第三十三章 不痛
    崔雪无抬起她的脸用手帕给她脸。

    他说:“我今日已经定下了婚期。”

    崔雪无动作很快很僵硬,表情冷淡,俨然是铁石心肠的模样。

    水俞瞳孔一颤,似乎难以接受,“什么?”

    他迟疑了会,说:“以后我们不要再见面,我的事情也不需要你关心。之前的事情都忘记吧。如果你需要什么帮助的话,仍旧可以去找夜影,我的承诺是不会变的。”

    水俞瘪著嘴唇不肯说话,只倔强地摇头,“我不要夜影,我只要师兄。”

    崔雪无无言。

    她不知道是哪儿来的底气,分明他没给过她好脸色,她还总在他面前这般骄纵任性。

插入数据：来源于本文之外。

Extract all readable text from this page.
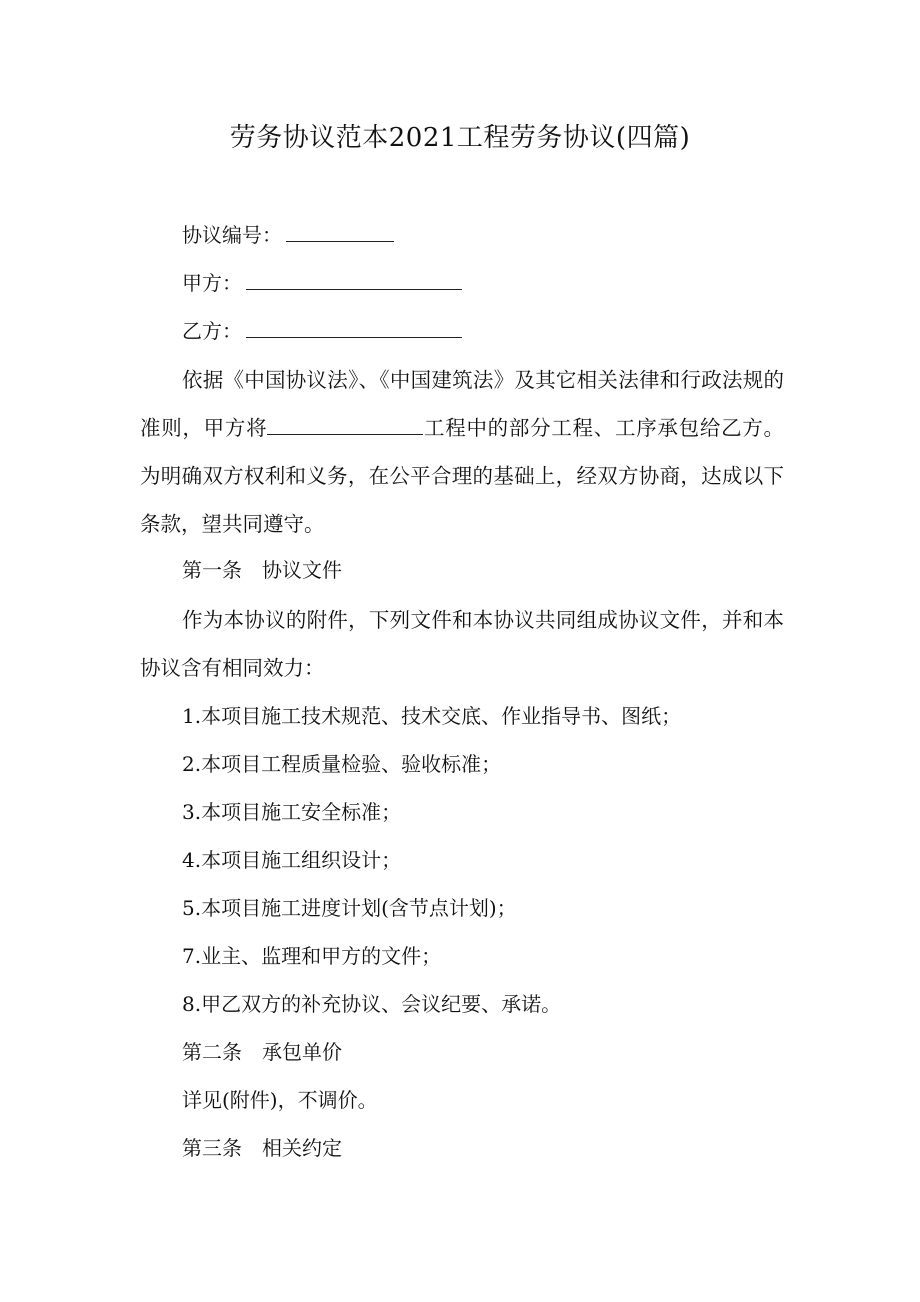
劳务协议范本2021工程劳务协议(四篇)
协议编号：
甲方：
乙方：
依据《中国协议法》、《中国建筑法》及其它相关法律和行政法规的准则，甲方将	工程中的部分工程、工序承包给乙方。为明确双方权利和义务，在公平合理的基础上，经双方协商，达成以下条款，望共同遵守。
第一条　协议文件
作为本协议的附件，下列文件和本协议共同组成协议文件，并和本协议含有相同效力：
1.本项目施工技术规范、技术交底、作业指导书、图纸；
2.本项目工程质量检验、验收标准；
3.本项目施工安全标准；
4.本项目施工组织设计；
5.本项目施工进度计划(含节点计划)；
7.业主、监理和甲方的文件；
8.甲乙双方的补充协议、会议纪要、承诺。
第二条　承包单价
详见(附件)，不调价。
第三条　相关约定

    轻话重话,各种话都说了,总不能打她吧?因为这等事将她赶出宗门更不是君子所为。

    到底该怎么做呢?

    崔雪无从来没有过这么多耐心,像哄小孩子一样,说:“你做事不能总这么任性,你喜欢我也不过是因为我的皮囊,这种喜欢会慢慢淡的。”

    “不会淡的。”

    “你听话,擦擦眼泪赶紧回去。”

    她紧紧抓住他的手,问,“师兄,你喜欢钟姑娘吗?”

    崔雪无说:“说不上喜欢,但也不讨厌。但我已经打算和她在一起了。往后你要试着掩饰自己的喜欢,太过张扬会招致来他人对你的口舌。”

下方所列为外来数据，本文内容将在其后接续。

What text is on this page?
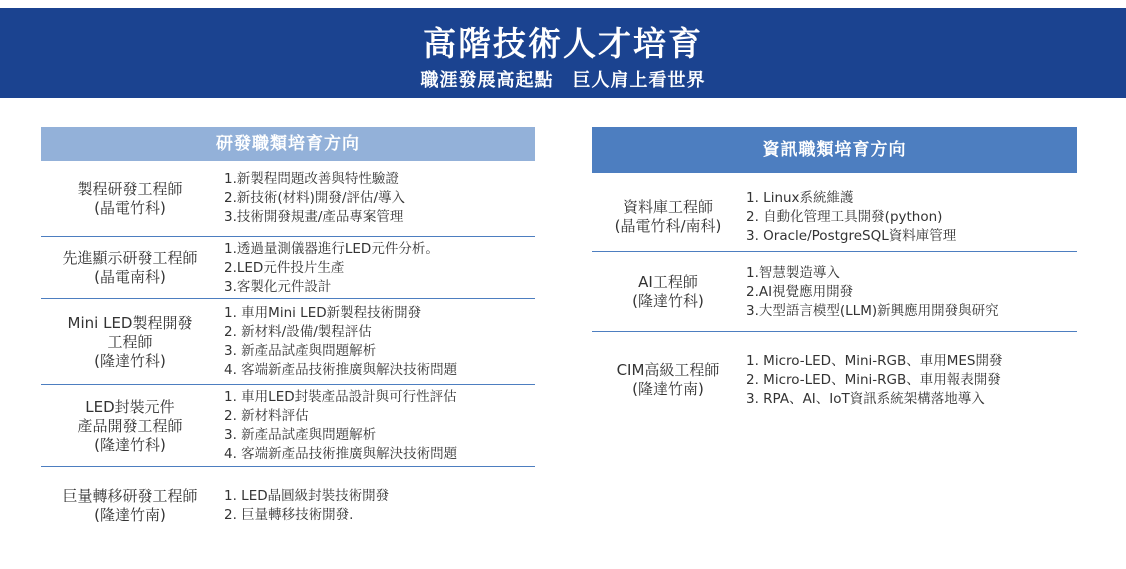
高階技術人才培育
職涯發展高起點　巨人肩上看世界
研發職類培育方向
製程研發工程師
(晶電竹科)
1.新製程問題改善與特性驗證
2.新技術(材料)開發/評估/導入
3.技術開發規畫/產品專案管理
先進顯示研發工程師
(晶電南科)
1.透過量測儀器進行LED元件分析。
2.LED元件投片生產
3.客製化元件設計
Mini LED製程開發
工程師
(隆達竹科)
1. 車用Mini LED新製程技術開發
2. 新材料/設備/製程評估
3. 新產品試產與問題解析
4. 客端新產品技術推廣與解決技術問題
LED封裝元件
產品開發工程師
(隆達竹科)
1. 車用LED封裝產品設計與可行性評估
2. 新材料評估
3. 新產品試產與問題解析
4. 客端新產品技術推廣與解決技術問題
巨量轉移研發工程師
(隆達竹南)
1. LED晶圓級封裝技術開發
2. 巨量轉移技術開發.
資訊職類培育方向
資料庫工程師
(晶電竹科/南科)
1. Linux系統維護
2. 自動化管理工具開發(python)
3. Oracle/PostgreSQL資料庫管理
AI工程師
(隆達竹科)
1.智慧製造導入
2.AI視覺應用開發
3.大型語言模型(LLM)新興應用開發與研究
CIM高級工程師
(隆達竹南)
1. Micro-LED、Mini-RGB、車用MES開發
2. Micro-LED、Mini-RGB、車用報表開發
3. RPA、AI、IoT資訊系統架構落地導入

    那些人不敢议论他的是非,但水俞不同,她无权无势,又是女子,言行举止这般轻浮叫人瞧见,定会被人看轻,若是再被传开,脸皮薄的在这宗门就待不下去了。

    她平日这般大大咧咧当然是不行的。

    水俞完全听不进他苦口婆心的劝导,沮丧道:“如果喜欢能掩饰的话,那就好了。师兄,要不,你教我如何忘了你。”

    她声音苦恼,听起来犹如一位不太懂爱情的少女,偏偏又在戏说深情的歌声。

    月光如水,静静地泻下,她莹润的脸颊两旁闪烁著泪痕。即使是在乌黑的夜里,她的眼睛也是极亮的。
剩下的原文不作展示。